To make the raspberry jam, combine all the ingredients in a saucepan over medium heat then allow to come to a boil and cook for 10 minutes. To test if the jam is ready, spoon some of the jam onto a plate, allow to cool slightly and drag your finger through the mixture. If the liquid doesn't bleed into the line again, the jam is ready.
Transfer the jam to a sterilized jar and allow to cool completely.
To make the cookies, pre-heat the oven to 180°c and line two baking trays with baking paper.
Beat the butter and sugar together in a bowl until light and creamy then beat in the egg. Sift together the flour and baking powder and fold into the butter mixture. Mix until the dough comes together in a ball then bring together with your hands, making sure the dough has been mixed through.

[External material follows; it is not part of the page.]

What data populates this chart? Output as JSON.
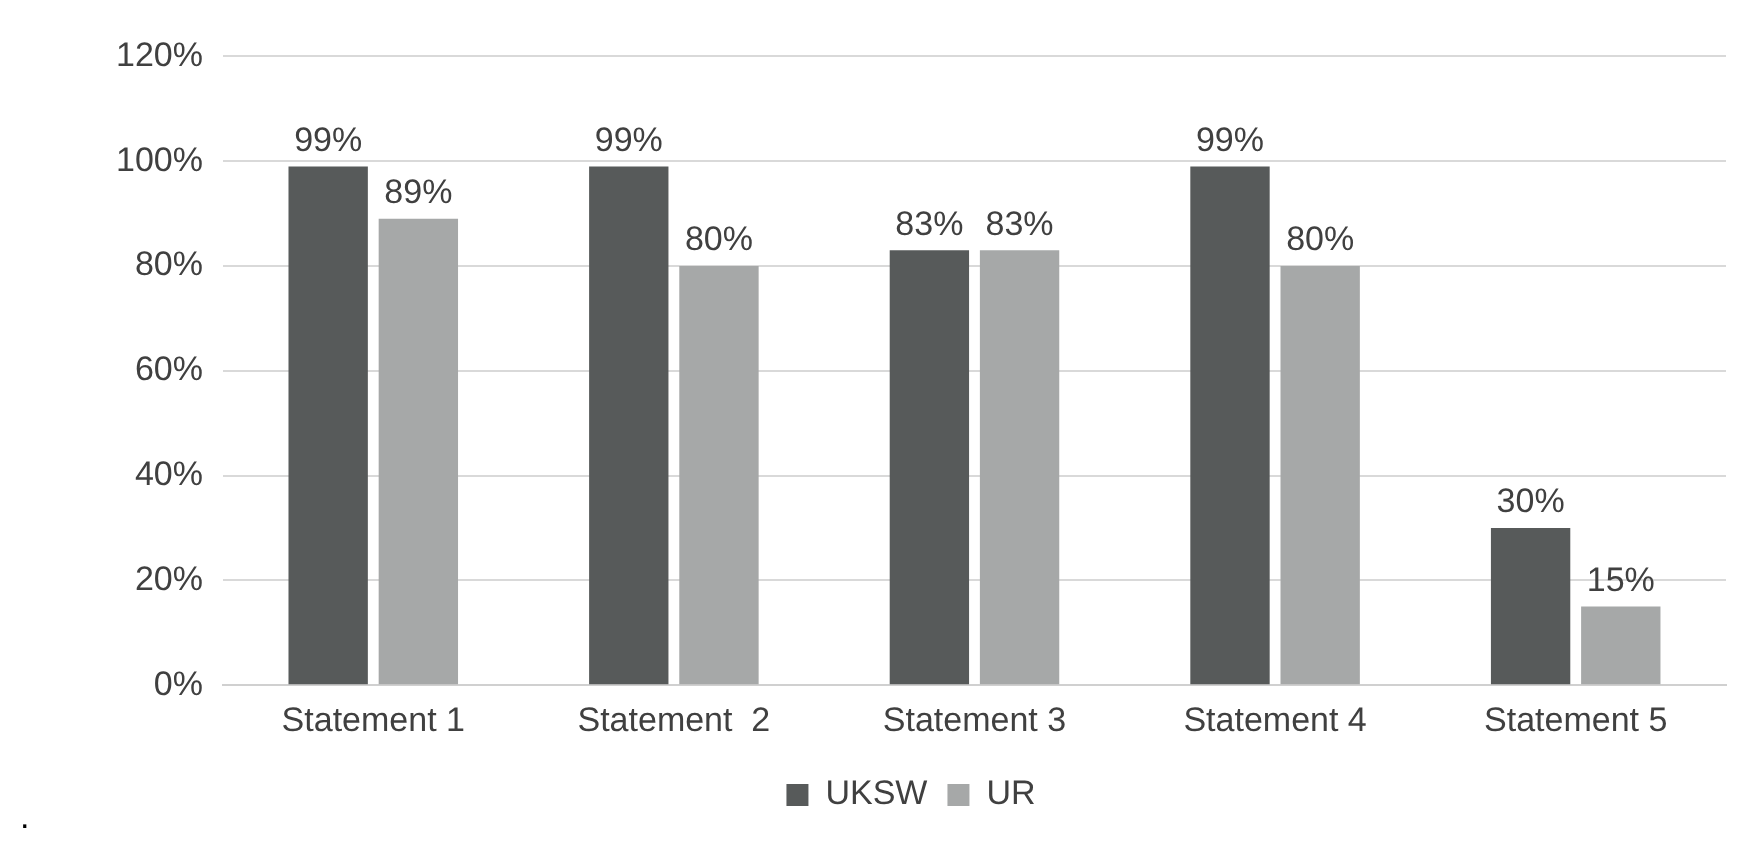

Form balls just smaller than the size of golf balls and place them on the baking trays. Flatten with a fork then place in the oven and allow to bake for 10-15 minutes or until the cookies are golden brown and cooked through.
Remove from the oven and allow to cool completely.
While the cookies cool, whip together the butter and sugar for the butter cream until light and fluffy. Add the cream and vanilla seeds and mix through.
Sandwich the cookies with a bit of the raspberry jam and the vanilla butter cream.
Place in the fridge to set for 10-20 minutes before serving.